The American health-care system suffers from three serious problems: Health-care costs are rising much faster than our incomes. More than 15 percent of the population has neither private nor public insurance. And the high cost of health care can lead to personal bankruptcy, even for families that do have health insurance.
These faults persist despite annual federal government spending of more than $700 billion for Medicare and Medicaid as well as a federal tax subsidy of more than $220 billion for the purchase of employer-provided private health insurance.
There's got to be a better way. And it should not involve the higher government spending and increased regulation that characterize the proposals being discussed in Congress.
A good health insurance system should 1) guarantee that everyone can obtain appropriate care even when the price of that care is very high and 2) prevent the financial hardship or personal bankruptcy that can now result from large medical bills.
Private health insurance today fails to achieve these goals. It is also the primary cause of the rapid rise of health-care costs. Because employer payments for health insurance are tax-deductible for employers but not taxed to the employee, current tax rules encourage most employees to want their compensation to include the very comprehensive "first dollar" insurance that pushes up health-care spending.
A good system should not try to pay all health-care bills. That would lead to excessive demand, wasteful use of expensive technology and, inevitably, rationing in which health-care decisions are taken away from patients and their physicians. Countries that provide health care to all are forced to deny some treatments and diagnostic tests that most Americans have come to expect.
Here's a better alternative. Let's scrap the $220 billion annual health insurance tax subsidy, which is often used to buy the wrong kind of insurance, and use those budget dollars to provide insurance that protects American families from health costs that exceed 15 percent of their income.
Specifically, the government would give each individual or family a voucher that would permit taxpayers to buy a policy from a private insurer that would pay all allowable health costs in excess of 15 percent of the family's income. A typical American family with income of $50,000 would be eligible for a voucher worth about $3,500, the actuarial cost of a policy that would pay all of that family's health bills in excess of $7,500 a year.
The family could give this $3,500 voucher to any insurance company or health maintenance organization, including the provider of the individual's current employer-based insurance plan. Some families would choose the simple option of paying out of pocket for the care up to that 15 percent threshold. Others would want to reduce the maximum potential out-of-pocket cost to less than 15 percent of income and would pay a premium to the insurance company to expand their coverage. Some families might want to use the voucher to pay for membership in a health maintenance organization. Each option would provide a discipline on demand that would help to limit the rise in health-care costs.

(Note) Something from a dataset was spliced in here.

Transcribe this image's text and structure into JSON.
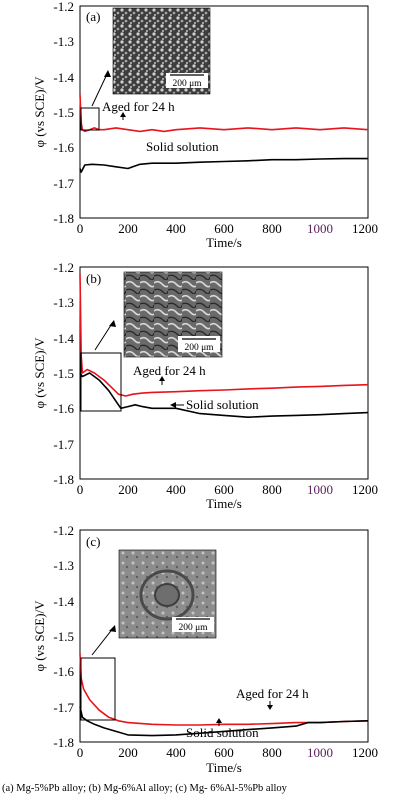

My calculations, based on the government's Medical Expenditure Panel Survey, indicate that the budget cost of providing these insurance vouchers could be more than fully financed by ending the exclusion of employer health insurance payments from income and payroll taxes. The net budget savings could be used to subsidize critical types of preventive care. And unlike the proposals before Congress, this approach could leave Medicare and Medicaid as they are today.
Lower-income families would receive the most valuable vouchers because a higher fraction of their health spending would be above 15 percent of their income. The substitution of the voucher for employer-paid insurance would be reflected in higher wages for all.
Two related problems remain. First, how would families find the cash to pay for large medical and hospital bills that fall under the 15 percent limit? While it would be reasonable for a family that earns $50,000 a year to save to be prepared to pay a health bill of, say, $5,000, what if a family without savings is suddenly hit with such a large hospital bill? Second, how would doctors and hospitals be confident that patients with the new high deductibles will pay their bills?
The simplest solution would be for the government to issue a health-care credit card to every family along with the insurance voucher. The credit card would allow the family to charge any medical expenses below the deductible limit, or 15 percent of adjusted gross income. (With its information on card holders, the government is in a good position to be repaid or garnish wages if necessary.) No one would be required to use such a credit card. Individuals could pay cash at the time of care, could use a personal credit card or could arrange credit directly from the provider. But the government-issued credit card would be a back-up to reassure patients and providers that they would always be able to pay.
The combination of the 15 percent of income cap on out-of-pocket health spending and the credit card would solve the three basic problems of America's health-care system. Today's 45 million uninsured would all have coverage. The risk of bankruptcy triggered by large medical bills would be eliminated. And the structure of insurance would no longer be the source of rising health-care costs. All of this would happen without involving the government in the delivery or rationing of health care. It would not increase the national debt or require a rise in tax rates. Now isn't that a better way?
Martin Feldstein is a member of AEI's Council of Academic Advisers.